When we have dealt with the Polish landlords nd the ruinous state of transport we shall advance in seven-League boots. The accursed heritage we have received from the past – cold, hunger, ignorance, illiteracy – we shall destroy- once and for all. And out of ignorance and poverty, out of filth and disease, we shall raise up a new generation – our children, who will learn to see themselves as the masters of the earth. There will be no sons or daughters of the proletariat, born doomed to slavery, to look up at the children of their oppressors, born to give orders to those condemned to live as slaves. We shall destroy that accursed slavery. We shall raise up a new, freer, more enlightened generation. We summon you to this struggle. To the front against formidable foes, against the Polish gentry! Into battle against the ruinous state of transport! For the future of our children! For the glorious future of our free, working people’s Russia!
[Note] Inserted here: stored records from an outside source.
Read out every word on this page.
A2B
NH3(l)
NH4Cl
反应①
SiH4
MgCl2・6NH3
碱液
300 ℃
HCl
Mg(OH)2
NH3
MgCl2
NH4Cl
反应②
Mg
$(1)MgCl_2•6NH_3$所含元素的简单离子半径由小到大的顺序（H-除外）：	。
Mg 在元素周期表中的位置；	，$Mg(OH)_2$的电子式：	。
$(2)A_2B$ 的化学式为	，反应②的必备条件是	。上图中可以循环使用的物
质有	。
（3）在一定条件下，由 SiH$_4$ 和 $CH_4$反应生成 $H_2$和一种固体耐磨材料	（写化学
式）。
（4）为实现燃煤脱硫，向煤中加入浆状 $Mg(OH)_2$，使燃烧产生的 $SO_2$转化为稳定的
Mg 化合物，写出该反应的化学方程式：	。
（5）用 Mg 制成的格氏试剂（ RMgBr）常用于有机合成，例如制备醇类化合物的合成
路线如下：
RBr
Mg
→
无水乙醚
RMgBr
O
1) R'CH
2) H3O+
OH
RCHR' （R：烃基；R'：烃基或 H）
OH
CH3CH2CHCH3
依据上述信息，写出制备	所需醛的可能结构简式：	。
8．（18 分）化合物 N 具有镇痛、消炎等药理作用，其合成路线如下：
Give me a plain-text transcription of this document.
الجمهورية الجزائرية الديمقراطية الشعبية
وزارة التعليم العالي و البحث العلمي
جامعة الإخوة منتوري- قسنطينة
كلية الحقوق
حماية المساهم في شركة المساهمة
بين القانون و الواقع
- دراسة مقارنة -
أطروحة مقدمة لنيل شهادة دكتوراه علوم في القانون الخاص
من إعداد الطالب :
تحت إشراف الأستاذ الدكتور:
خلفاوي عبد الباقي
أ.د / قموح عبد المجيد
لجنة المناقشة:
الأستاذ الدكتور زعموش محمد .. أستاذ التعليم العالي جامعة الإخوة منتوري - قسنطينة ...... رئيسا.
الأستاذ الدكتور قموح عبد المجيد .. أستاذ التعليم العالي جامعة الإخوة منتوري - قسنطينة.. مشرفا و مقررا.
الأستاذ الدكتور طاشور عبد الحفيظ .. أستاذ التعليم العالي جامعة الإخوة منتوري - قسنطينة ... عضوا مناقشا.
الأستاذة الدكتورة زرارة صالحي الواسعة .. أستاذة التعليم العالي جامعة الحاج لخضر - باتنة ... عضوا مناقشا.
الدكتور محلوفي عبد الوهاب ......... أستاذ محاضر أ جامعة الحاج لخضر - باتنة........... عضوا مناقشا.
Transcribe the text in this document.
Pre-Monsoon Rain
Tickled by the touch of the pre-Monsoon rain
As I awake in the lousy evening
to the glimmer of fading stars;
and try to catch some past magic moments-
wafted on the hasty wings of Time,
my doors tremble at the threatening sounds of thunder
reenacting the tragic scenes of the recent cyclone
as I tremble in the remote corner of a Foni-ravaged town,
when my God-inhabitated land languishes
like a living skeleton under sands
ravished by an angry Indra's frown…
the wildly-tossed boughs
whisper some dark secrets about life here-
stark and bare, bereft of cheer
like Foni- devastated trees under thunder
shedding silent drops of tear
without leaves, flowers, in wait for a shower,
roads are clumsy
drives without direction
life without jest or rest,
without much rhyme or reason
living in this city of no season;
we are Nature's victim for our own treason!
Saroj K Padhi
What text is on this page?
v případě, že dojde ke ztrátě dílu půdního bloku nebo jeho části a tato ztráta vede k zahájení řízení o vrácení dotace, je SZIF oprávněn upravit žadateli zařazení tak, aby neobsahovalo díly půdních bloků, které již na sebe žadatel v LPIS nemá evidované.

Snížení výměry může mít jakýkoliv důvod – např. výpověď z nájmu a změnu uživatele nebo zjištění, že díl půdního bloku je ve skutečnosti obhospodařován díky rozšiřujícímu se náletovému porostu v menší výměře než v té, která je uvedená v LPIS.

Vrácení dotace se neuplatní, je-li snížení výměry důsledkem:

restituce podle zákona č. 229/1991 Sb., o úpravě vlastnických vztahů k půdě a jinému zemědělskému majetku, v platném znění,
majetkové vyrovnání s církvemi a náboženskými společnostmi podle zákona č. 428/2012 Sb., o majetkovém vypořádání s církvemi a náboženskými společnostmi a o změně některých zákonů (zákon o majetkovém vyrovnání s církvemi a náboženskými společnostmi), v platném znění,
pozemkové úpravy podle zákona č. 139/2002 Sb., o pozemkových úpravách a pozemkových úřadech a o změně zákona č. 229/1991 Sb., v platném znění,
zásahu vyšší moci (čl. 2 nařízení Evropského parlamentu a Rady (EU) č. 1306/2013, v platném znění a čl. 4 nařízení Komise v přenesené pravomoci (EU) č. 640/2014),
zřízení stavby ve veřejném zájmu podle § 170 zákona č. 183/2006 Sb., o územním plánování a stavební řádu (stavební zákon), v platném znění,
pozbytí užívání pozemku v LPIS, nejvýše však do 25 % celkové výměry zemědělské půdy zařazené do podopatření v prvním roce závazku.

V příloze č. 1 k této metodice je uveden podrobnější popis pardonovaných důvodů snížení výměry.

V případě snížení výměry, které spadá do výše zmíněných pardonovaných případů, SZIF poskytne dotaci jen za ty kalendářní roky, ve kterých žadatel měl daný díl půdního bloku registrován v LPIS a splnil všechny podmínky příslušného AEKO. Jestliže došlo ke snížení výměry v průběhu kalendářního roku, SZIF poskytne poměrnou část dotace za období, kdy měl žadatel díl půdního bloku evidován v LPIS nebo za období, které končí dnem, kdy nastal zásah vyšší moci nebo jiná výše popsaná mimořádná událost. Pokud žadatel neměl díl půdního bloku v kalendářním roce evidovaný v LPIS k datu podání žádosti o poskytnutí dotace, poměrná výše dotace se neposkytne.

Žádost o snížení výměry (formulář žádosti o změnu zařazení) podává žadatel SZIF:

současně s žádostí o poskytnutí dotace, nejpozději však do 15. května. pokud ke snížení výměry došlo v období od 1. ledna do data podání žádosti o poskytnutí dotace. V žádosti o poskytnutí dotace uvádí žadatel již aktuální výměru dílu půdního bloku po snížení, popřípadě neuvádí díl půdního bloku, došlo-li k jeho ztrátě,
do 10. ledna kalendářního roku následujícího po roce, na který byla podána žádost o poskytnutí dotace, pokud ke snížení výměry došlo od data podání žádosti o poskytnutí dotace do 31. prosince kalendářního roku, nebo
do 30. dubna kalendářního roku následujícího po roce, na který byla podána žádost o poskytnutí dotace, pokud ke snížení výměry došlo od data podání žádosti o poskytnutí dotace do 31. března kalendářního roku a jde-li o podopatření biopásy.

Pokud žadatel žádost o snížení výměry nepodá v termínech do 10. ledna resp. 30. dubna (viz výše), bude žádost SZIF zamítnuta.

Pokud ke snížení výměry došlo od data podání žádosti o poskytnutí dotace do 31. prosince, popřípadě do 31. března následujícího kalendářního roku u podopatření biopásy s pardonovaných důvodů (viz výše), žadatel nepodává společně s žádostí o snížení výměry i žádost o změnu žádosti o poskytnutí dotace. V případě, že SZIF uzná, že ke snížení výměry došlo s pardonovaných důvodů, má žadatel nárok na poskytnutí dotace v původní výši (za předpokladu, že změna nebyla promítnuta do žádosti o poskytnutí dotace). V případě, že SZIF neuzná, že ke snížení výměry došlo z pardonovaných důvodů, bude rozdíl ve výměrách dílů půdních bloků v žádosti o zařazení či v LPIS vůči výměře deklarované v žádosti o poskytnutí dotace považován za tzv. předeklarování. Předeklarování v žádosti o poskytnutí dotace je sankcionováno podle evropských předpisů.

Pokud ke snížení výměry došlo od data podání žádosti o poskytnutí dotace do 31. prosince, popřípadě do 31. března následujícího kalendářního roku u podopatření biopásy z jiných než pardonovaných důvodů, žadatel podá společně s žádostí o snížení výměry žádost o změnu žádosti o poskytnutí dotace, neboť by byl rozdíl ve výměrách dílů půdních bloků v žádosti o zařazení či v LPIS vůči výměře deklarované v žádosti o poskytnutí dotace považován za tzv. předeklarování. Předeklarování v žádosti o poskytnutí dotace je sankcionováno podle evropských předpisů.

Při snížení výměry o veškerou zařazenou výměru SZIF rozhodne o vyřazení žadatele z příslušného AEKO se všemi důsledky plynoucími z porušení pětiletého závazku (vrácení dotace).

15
1. While on the Western front a temporary lull began (see note 24), events on the South-Western front took a considerably more favourable turn for us. On May 25, after a march covering a thousand versts, Comrade Budyonny’s Mounted Army concentrated in the Uman area. [Uman is about half-way between Kiev and Odessa. – B.P.] On May 26 this army, together with the southern group of the 12th Army, began its offensive. Getting quickly into the rear of the enemy’s Kiev group, by June 8 Comrade Budyonny was already before Berdichev and Zhitomir. [Berdichev and Zhitomir are about 180 and 200km. respectively north-west of Uman. – B.P.] The defeats suffered in their rear forced the White Poles quickly to abandon Kiev and Zhitomir and begin a panicky withdrawal westward. On July 4 the Mounted Army captured Rovno, and on July 12 Kamenets-Podolsk (see Map No.2) – S.I. Ventsov.